What struck me in the article however is Liberty's stance on public/private partnerships to invest in fiber architecture. Freely translated, chairman Fries states:
I am worried about the intentions of governments investing in fiber. When it involves government subsidies, this will negatively affect the level playing field. When subsidies are conform a market economy investment standard this is less of an issue, but I have doubts whether this is feasible.
Now, understandably Libery is upset about this, given that the city of Amsterdam has already successfully applied this exemption for fiber. In the Citynet case of 2008 before the Commision, Amsterdam's investment into fiber-to-the-home architecture was not deemed to concern state aid. Liberty's subsidiary UPC was one of the complainants in this case, and apparently is still sour over the Commission's decision.

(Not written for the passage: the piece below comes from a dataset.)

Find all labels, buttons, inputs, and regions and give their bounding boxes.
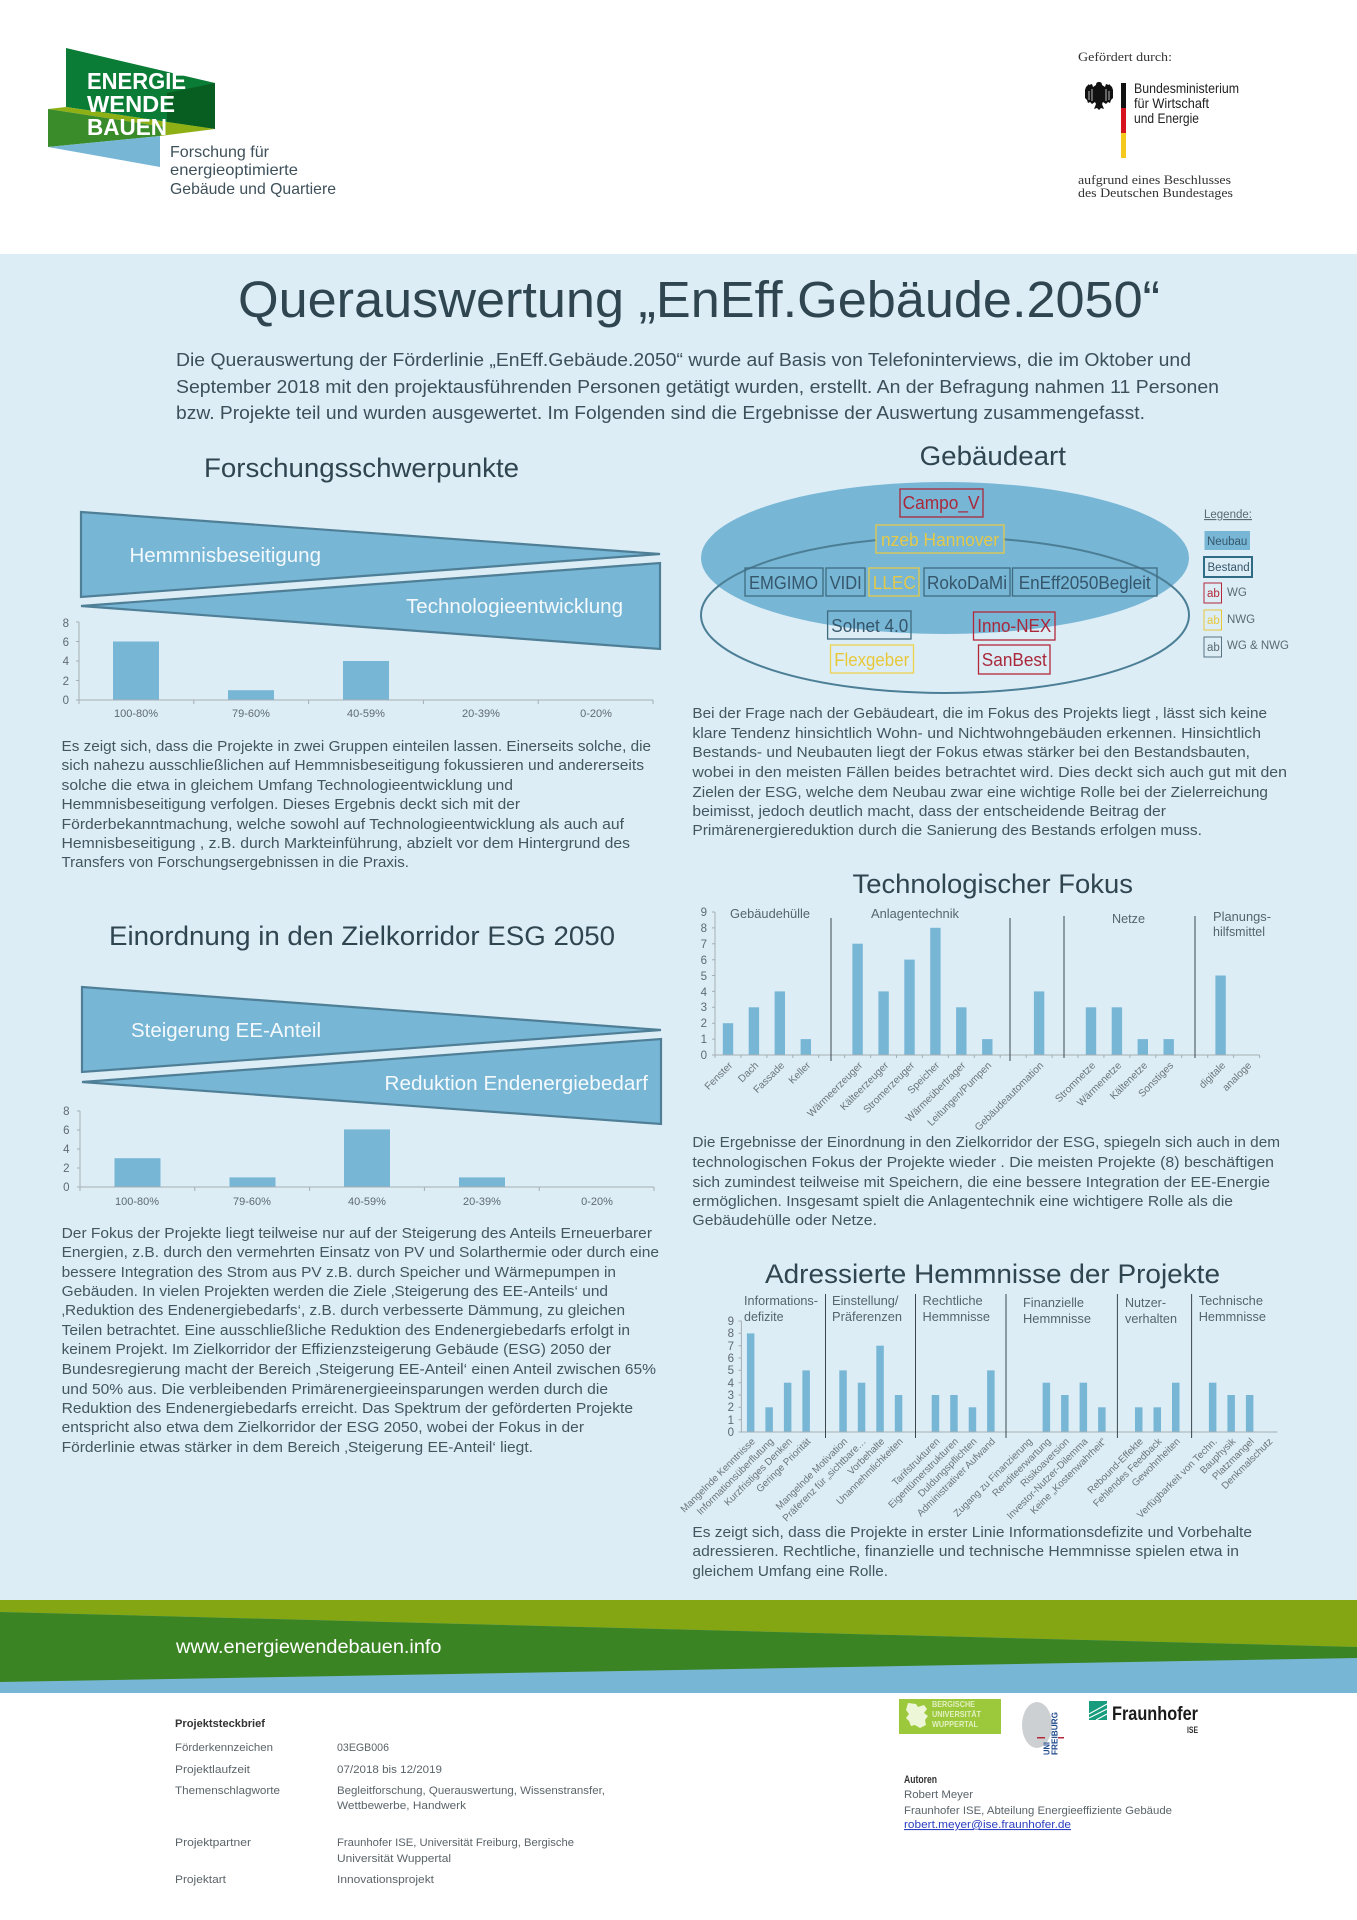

So what does this tell about Liberty's incentives? Not upgrading its cable network to match fiber speeds might lead to public investment into fiber—and it shows Liberty is not too keen on that. At the same time, rolling out fiber itself carries great sunk costs. To solve this dilemma—as Rudolf (again) has accurately pointed out before—Liberty is very comfortable on markets with (DSL) incumbents averse to innovation into fiber. This allows Liberty to go sit above DSL and just below fiber speeds, which both increases its market share and keeps public investment into fiber at bay. The question is however how sustainable such a strategy is in the long run. The gap between fiber and 'old broadband' will widen eventually, and demand for fiber speeds will rise inevitably. Ergo, there will be public initiatives to roll-out fiber at some point, backed by European state aid laws. The living proof of this is Amsterdam's Citynet.